Łukasz Piechowiak2011-12-09 11:30główny ekonomista Bankier.pl
publikacja
2011-12-09 11:30

Białoruś to kulturowo najbliższy nam sąsiad, o którym wiemy tylko tyle, że istnieje i z nami graniczy. Jedyne, o co przeciętny Polak potrafi zapytać Białorusina, to o Łukaszenkę. Jedni twierdzą, że jest to kraj gospodarczo zacofany i gdyby szukać dla niego odpowiednika, musiałaby to być Polska z początku lat dziewięćdziesiątych. Inni twierdzą, że to nieprawda i dodają, że ten kraj jest tak czysty, że „z chodnika można jeść”. Jaka jest prawda o Białorusi?


Kliknij, aby powiększyć
Republika Białorusi odzyskała niepodległość 25 listopada 1991 roku. Europa w czasie Jesieni Narodów, pełna euforii i optymizmu i ślepo wierząca w kapitalizm, miała swoje sukcesy, ale i porażki. Jedną z nich była Białoruś, która jeszcze z dumną Pogonią w godle nie potrafiła odnaleźć się w nowej rzeczywistości. Po rozpadzie ZSRR Białoruś uznawana  była za jedną z najlepiej rozwiniętych republik, ze zdywersyfikowanym przemysłem i silnym sektorem rolniczym.

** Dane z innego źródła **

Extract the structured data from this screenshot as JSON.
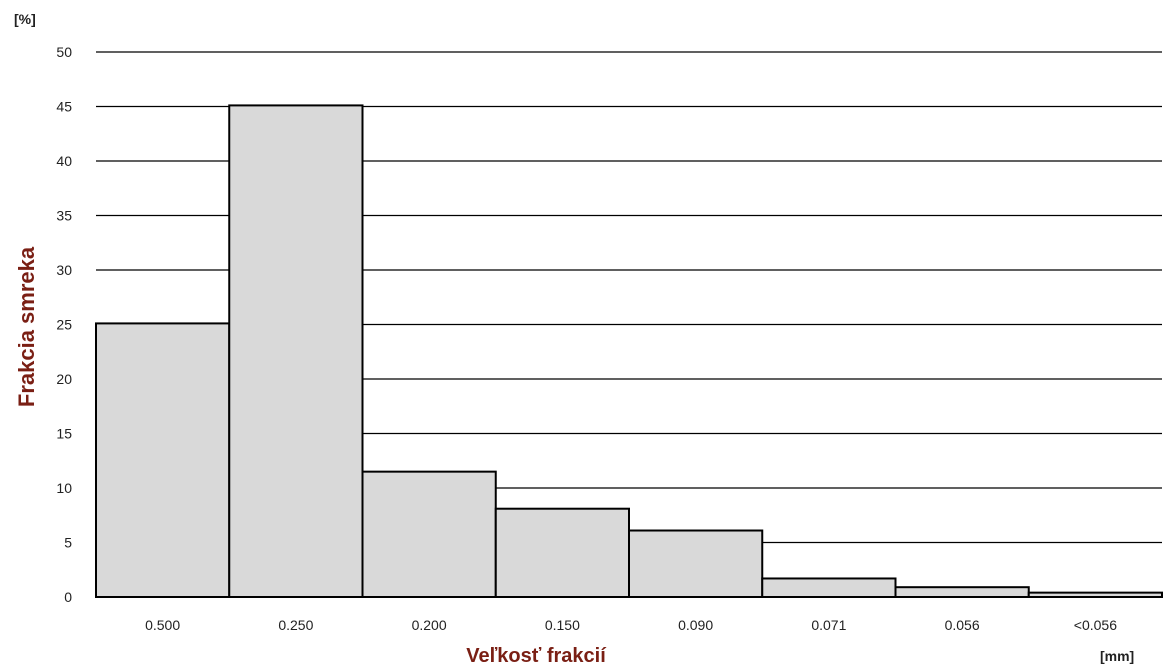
{
  "chart_data": {
    "type": "bar",
    "categories": [
      "0.500",
      "0.250",
      "0.200",
      "0.150",
      "0.090",
      "0.071",
      "0.056",
      "<0.056"
    ],
    "values": [
      25.1,
      45.1,
      11.5,
      8.1,
      6.1,
      1.7,
      0.9,
      0.4
    ],
    "xlabel": "Veľkosť frakcií",
    "ylabel": "Frakcia smreka",
    "y_unit": "[%]",
    "x_unit": "[mm]",
    "ylim": [
      0,
      50
    ],
    "yticks": [
      "0",
      "5",
      "10",
      "15",
      "20",
      "25",
      "30",
      "35",
      "40",
      "45",
      "50"
    ],
    "grid": true,
    "bar_color": "#d9d9d9",
    "edge_color": "#000000",
    "grid_color": "#000000",
    "label_color": "#7a1f14"
  }
}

Wielu ekonomistów twierdzi, że w 1990 roku białoruska SSR była w lepszej kondycji gospodarczej niż Polska. Jednak inflacja i brak reform doprowadziły ten kraj do recesji gospodarczej. Do tego należy dodać znaczny wzrost przestępczości i korupcję. W efekcie tempo wzrostu białoruskiego PKB w 1993 roku wyniosło minus 7%.

Białorusi potrzebny był cud gospodarczy. I ten nadszedł wraz z Aleksandrem Łukaszenką, który w 1994 roku został wybrany prezydentem. Na początku nic nie wskazywało na to, że ten były dyrektor kołchozu zostanie ostatnim europejskim dyktatorem. Za fałszowanie wyborów i brutalne zwalczanie opozycji został skazany na ostracyzm polityczny UE, przez co mimowolnie stał się ostatnim przyjacielem Kaddafiego i jednym z najlepszych "kumpli Chaveza". Obywatelom każe się nazywać "Baćką - ojcem". Sam Łukaszenka twierdzi, że to dobre określenie - prawdziwy ojciec jest opiekunem, ale jeżeli trzeba, to potrafi też przyłożyć. Większość ekspertów twierdzi, że Łukaszenka to marionetka w rękach białoruskiej KGB – twarz jak z kreskówki, a majątek jak z bajki. Łukaszenka wyceniany jest na 9 mld USD.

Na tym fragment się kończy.